Inequality and Relative Poverty
by George Hatjoullis
The Joseph Rowntree Foundation has published a report alleging that “Four million more people living on inadequate incomes in modern Britain”. An article in the FT reports on this study with the sub-heading “Growing numbers do not have enough money for food, clothes and housing”. The implication of the media presentation is that absolute poverty is growing and is a problem. It may well be but one cannot conclude this from the study.
The reference from this study is the Minimum Income Standard (MIS). It is calculated by the Centre for Research in Social Policy by engaging with groups of members of the public to identify which items they think are essential for an acceptable minimum standard of living. The reference for the study is thus a social norm or expectation. The study is measuring how income is varying relative to this expectation. Any conclusions from this study are thus very dependent upon the nature of this expectation.
It is very difficult to conduct such studies over long periods of time because the nature and quality of the reference social norm varies. What was deemed acceptable when I was a child would be deemed inadequate today. This is as it should be if income standards, and thus expectations, are continuously improving. It does however rather limit the scope of these studies. They tell us about recent trends in the dispersion of income around social expectations. They tell us about trends in income inequality. They tell us little or nothing about absolute poverty.
The media presentation tends to imply absolute poverty because it is more newsworthy. It has an emotional appeal and catches the eye. If the headline was about relative poverty changes over the last few years I expect much less readership. To imply significance for absolute poverty is borderline false news and demonstrates how this process works. There is a duty on you, the reader, to not take news reports at face value. However, this duty is all too often shirked.
The report also speaks to my blog Inequality: Deception and Consequences. In this I reframe the inequality debate in terms of consumption and highlight the implicit assumption that consumption is good and more consumption is even better. This is clearly embedded in the reference social norm used in this study. Perhaps the trick is to change expectations.
The growing use of charity shops for clothing and food banks for essential nutrition is I suspect impacting absolute poverty levels positively. The social stigma of using such outlets however may be one reason the report finds declining minimum standards of income. But why should society stigmatize these outlets? Recycling and eliminating waste is a good thing. Indeed consuming less is a good thing. Where social norms seem to enter is on whether you are consuming less as a choice or because of a budget constraint. In a world in which consuming less is a good thing this distinction starts to fade.

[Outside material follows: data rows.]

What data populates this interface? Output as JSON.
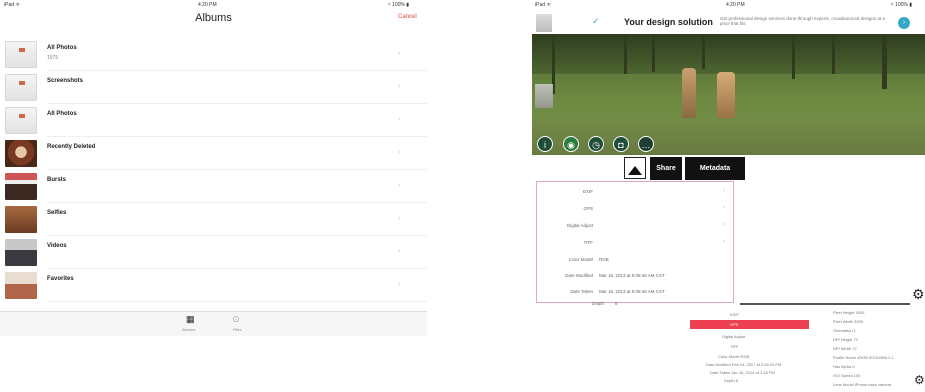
{
  "albums_screen": {
    "status_left": "iPad ᯤ",
    "status_time": "4:20 PM",
    "status_right": "≈ 100% ▮",
    "title": "Albums",
    "cancel": "Cancel",
    "rows": [
      {
        "label": "All Photos",
        "count": "1975"
      },
      {
        "label": "Screenshots",
        "count": ""
      },
      {
        "label": "All Photos",
        "count": ""
      },
      {
        "label": "Recently Deleted",
        "count": ""
      },
      {
        "label": "Bursts",
        "count": ""
      },
      {
        "label": "Selfies",
        "count": ""
      },
      {
        "label": "Videos",
        "count": ""
      },
      {
        "label": "Favorites",
        "count": ""
      }
    ],
    "tabs": [
      {
        "label": "Albums"
      },
      {
        "label": "Files"
      }
    ]
  },
  "app_screen": {
    "status_left": "iPad ᯤ",
    "status_time": "4:20 PM",
    "status_right": "≈ 100% ▮",
    "ad_title": "Your design solution",
    "ad_subtitle": "Get professional design services done through experts, crowdsourced designs at a price that fits",
    "buttons": {
      "share": "Share",
      "metadata": "Metadata"
    },
    "meta_rows": [
      {
        "key": "EXIF",
        "value": "",
        "chev": "›"
      },
      {
        "key": "GPS",
        "value": "",
        "chev": "›"
      },
      {
        "key": "Digital Adjust",
        "value": "",
        "chev": "›"
      },
      {
        "key": "TIFF",
        "value": "",
        "chev": "›"
      },
      {
        "key": "Color Model",
        "value": "RGB",
        "chev": ""
      },
      {
        "key": "Date Modified",
        "value": "Mar 16, 2013 at 6:08:48 AM CST",
        "chev": ""
      },
      {
        "key": "Date Taken",
        "value": "Mar 16, 2013 at 6:08:48 AM CST",
        "chev": ""
      },
      {
        "key": "Depth",
        "value": "8",
        "chev": ""
      }
    ],
    "bottom_left": [
      {
        "text": "EXIF"
      },
      {
        "text": "GPS"
      },
      {
        "text": "Digital Adjust"
      },
      {
        "text": "TIFF"
      },
      {
        "text": "Color Model  RGB"
      },
      {
        "text": "Date Modified  Feb 24, 2017 at 2:26:10 PM"
      },
      {
        "text": "Date Taken  Jan 16, 2014 at 1:18 PM"
      },
      {
        "text": "Depth  8"
      }
    ],
    "bottom_right": [
      {
        "text": "Pixel Height  3000"
      },
      {
        "text": "Pixel Width  3000"
      },
      {
        "text": "Orientation  1"
      },
      {
        "text": "DPI Height  72"
      },
      {
        "text": "DPI Width  72"
      },
      {
        "text": "Profile Name  sRGB IEC61966-2.1"
      },
      {
        "text": "Has Alpha  0"
      },
      {
        "text": "ISO Speed  100"
      },
      {
        "text": "Lens Model  iPhone back camera"
      }
    ]
  },
  "colors": {
    "accent_red": "#ec3f52",
    "cancel_red": "#e0473f",
    "ad_info": "#35a8c8"
  }
}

There is a problem with absolute poverty and it is entirely located in the housing sector. It is much more serious than this study seems to imply. The real haves and have-nots today are defined by property ownership. The owners are extracting more and more from the non-owners because everyone needs to live somewhere. It is being exacerbated by council house sales, housing association sales, and cuts in housing benefit. One does not need to do very much research to conclude this is the case.